3. Housing has already cratered. But business investment has remained solid. If consumption does actually fall significantly over the next couple of quarters, the large negative impact to GDP growth from slowing or falling inventories coupled with a weak housing sector will make the headline GDP growth number significantly negative.
Housing is beaten down significantly. Housing transactions have absolutely cratered.
As mentioned in my earlier post on the US Housing Market, housing gets reflected in GDP in two ways. First, through residential fixed investment which includes the construction of new single family and multi-family homes and some other related activities. In 2021, Residential Fixed Investment contributed $1,086 billion to US GDP (4.7%). Second, through all spending on housing services which includes renter’s rents and utilities and home owners implied rent and utility payments. In 2021, this category contributed approx. $2.8 trillion to US GDP (12.2%). Together, housing as a sector, hence contributes about 17% to US GDP. A sizeable number ! Residential fixed investment has fallen at annualized rates of 2%, 18% and 26% in the three quarters of 2022.
Business investment, on the other hand, has continued to surprise on the upside. Fixed Investment in the categories of Equipment and Intellectual Property Products contribute approximately 10% to the US GDP calculation. Below chart shows annualized growth rates of these 2 key components of Fixed Investment over the past 3 quarters of 2022.
That resilience in business spending can also be evidenced in that Durable Goods Orders indicator which has been up six of the last 7 months. While it has continued to be positive, the growth is indeed much lower than 2021 and the period before.
Bottom line though, is that once consumption starts to roll over and businesses cut back capex, there can be a pronounced hit to GDP growth. That headline number can get exacerbated by falling inventories which mathematically deduct points from the GDP growth calculation.
Economists largely expect 0 to 1% GDP growth in 4th quarter. The current forecast of the Atlanta Fed GDP Now tracker projects 4.0% but that can be expected to come down with additional data releases. What matters most is what happens to expectations of 1H 2023 GDP.

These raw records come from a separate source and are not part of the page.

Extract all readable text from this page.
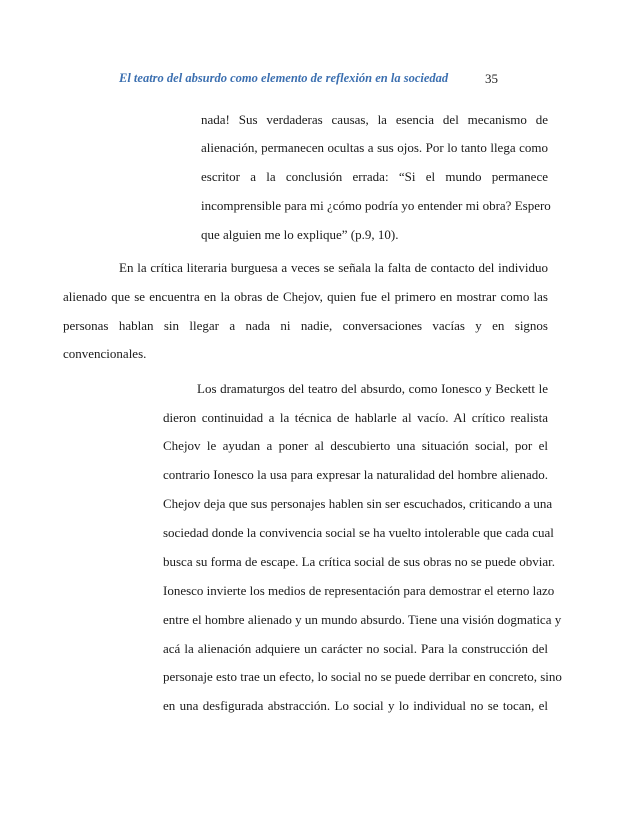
El teatro del absurdo como elemento de reflexión en la sociedad	35
nada! Sus verdaderas causas, la esencia del mecanismo de
alienación, permanecen ocultas a sus ojos. Por lo tanto llega como
escritor a la conclusión errada: “Si el mundo permanece
incomprensible para mi ¿cómo podría yo entender mi obra? Espero
que alguien me lo explique” (p.9, 10).
En la crítica literaria burguesa a veces se señala la falta de contacto del individuo
alienado que se encuentra en la obras de Chejov, quien fue el primero en mostrar como las
personas hablan sin llegar a nada ni nadie, conversaciones vacías y en signos
convencionales.
Los dramaturgos del teatro del absurdo, como Ionesco y Beckett le
dieron continuidad a la técnica de hablarle al vacío. Al crítico realista
Chejov le ayudan a poner al descubierto una situación social, por el
contrario Ionesco la usa para expresar la naturalidad del hombre alienado.
Chejov deja que sus personajes hablen sin ser escuchados, criticando a una
sociedad donde la convivencia social se ha vuelto intolerable que cada cual
busca su forma de escape. La crítica social de sus obras no se puede obviar.
Ionesco invierte los medios de representación para demostrar el eterno lazo
entre el hombre alienado y un mundo absurdo. Tiene una visión dogmatica y
acá la alienación adquiere un carácter no social. Para la construcción del
personaje esto trae un efecto, lo social no se puede derribar en concreto, sino
en una desfigurada abstracción. Lo social y lo individual no se tocan, el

I believe the current equity market environment is still one where bad news is good news since it gives a reason for a rate pause. But with prolonged passage of time this narrative will change and the headwinds to the economy become large enough that mere pauses in rate hiking don’t prove sufficient. I think 2022 has proven a lot of forecasters wrong, thanks to the US consumer. While that might have contributed to the inflation pain, it has also managed to keep employment high. 2023 might be a different story. Got to hang in there!
Disclaimer and Disclosure: Not meant to be investing advice ! Do your own research! I am long both equity and fixed income positions though overall bearishly positioned for the short term portfolio.